Fórum de Lisboa. Procurador Geral da República. Elogios públicos e silêncio institucional

Quando a teoria não encontra a prática


É difícil ignorar a contradição que se apresenta diante dos olhos de quem ensina Direito.

Durante o encerramento do XIV Fórum de Lisboa, o procurador-geral da República, Paulo Gonet, fez elogios públicos ao ministro Alexandre de Moraes, destacando sua atuação na condução dos processos relacionados aos atos de 8 de janeiro e às investigações que resultaram na condenação do ex-presidente Jair Bolsonaro.

O episódio, por si só, já chama atenção. Não porque membros das instituições não possam manter relações respeitosas ou reconhecer qualidades profissionais uns dos outros. O problema está no contexto.

O mesmo procurador-geral da República que hoje faz elogios públicos ao ministro Alexandre de Moraes jamais apontou qualquer questionamento institucional relevante sobre uma situação que há anos é objeto de intenso debate jurídico: a concentração, em um mesmo processo, de funções que muitos juristas entendem serem incompatíveis com o modelo acusatório previsto na Constituição.

Para uma parcela expressiva da comunidade jurídica, Moraes atuou em procedimentos nos quais figurou simultaneamente como suposta vítima dos fatos investigados, responsável pela condução das investigações, destinatário das medidas cautelares e, posteriormente, julgador. Independentemente da concordância ou não com essa interpretação, trata-se de uma discussão jurídica séria, que mereceria enfrentamento institucional e não silêncio.

Da mesma forma, críticas também surgiram em relação à ausência de investigações sobre notícias e questionamentos divulgados na imprensa envolvendo a atuação profissional da esposa do ministro em contratos relacionados ao Banco Master.

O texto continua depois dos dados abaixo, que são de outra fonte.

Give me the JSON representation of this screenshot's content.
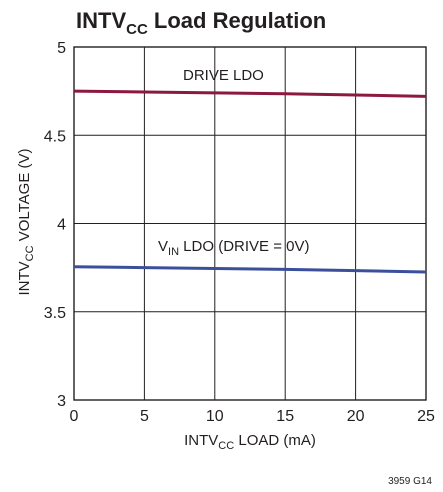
{
  "chart_data": {
    "type": "line",
    "title": {
      "main": "INTV",
      "sub": "CC",
      "rest": " Load Regulation"
    },
    "xlabel": {
      "main": "INTV",
      "sub": "CC",
      "rest": " LOAD (mA)"
    },
    "ylabel": {
      "main": "INTV",
      "sub": "CC",
      "rest": " VOLTAGE (V)"
    },
    "xlim": [
      0,
      25
    ],
    "ylim": [
      3,
      5
    ],
    "x_ticks": [
      0,
      5,
      10,
      15,
      20,
      25
    ],
    "x_tick_labels": [
      "0",
      "5",
      "10",
      "15",
      "20",
      "25"
    ],
    "y_ticks": [
      3,
      3.5,
      4,
      4.5,
      5
    ],
    "y_tick_labels": [
      "3",
      "3.5",
      "4",
      "4.5",
      "5"
    ],
    "grid": true,
    "series": [
      {
        "name": "DRIVE LDO",
        "label": {
          "main": "DRIVE LDO",
          "sub": "",
          "rest": ""
        },
        "color": "#8b1a3e",
        "x": [
          0,
          5,
          10,
          15,
          20,
          25
        ],
        "y": [
          4.75,
          4.745,
          4.74,
          4.735,
          4.728,
          4.72
        ]
      },
      {
        "name": "VIN LDO (DRIVE = 0V)",
        "label": {
          "main": "V",
          "sub": "IN",
          "rest": " LDO (DRIVE = 0V)"
        },
        "color": "#3c4f9a",
        "x": [
          0,
          5,
          10,
          15,
          20,
          25
        ],
        "y": [
          3.755,
          3.75,
          3.745,
          3.74,
          3.733,
          3.725
        ]
      }
    ],
    "figure_code": "3959 G14"
  }
}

Até o momento, porém, não houve iniciativa conhecida da Procuradoria-Geral da República para apurar eventual irregularidade, nem para afastar publicamente qualquer suspeita.

O ponto central não é afirmar culpa de ninguém. No Estado de Direito, suspeitas não podem substituir provas.

O problema é outro.

Quando o Ministério Público se mostra disposto a elogiar publicamente determinadas atuações, mas não demonstra o mesmo empenho para examinar questionamentos que envolvem figuras poderosas da República, instala-se uma percepção de seletividade institucional.

Nas faculdades continuamos ensinando impedimento, suspeição, imparcialidade, sistema acusatório e juiz natural. Explicamos que ninguém deve investigar, acusar e julgar simultaneamente. Explicamos que a aparência de imparcialidade é tão importante quanto a imparcialidade em si.

Infelizmente, cresce a sensação de que esses princípios permanecem intactos nos livros, nas provas e nas salas de aula, mas se tornam extraordinariamente flexíveis quando chegam aos corredores do poder.

E quando o cidadão passa a acreditar que a lei vale de forma diferente conforme o cargo ocupado por quem está sendo analisado, o dano não é para um governo, um partido ou um tribunal.

O dano é para a própria credibilidade da Justiça.


Um comentário:

  1. Nesse exato momento estou estudando para a prova de Processo Penal e a leitura desse artigo me trouxe uma sensação de inquietação tão grande. Muitos dos princípios que estamos aprendendo em sala de aula parecem na prática serem apenas ficção, e tudo "depende". É uma prévia prática da complexidade da atuação jurídica, muito preocupante.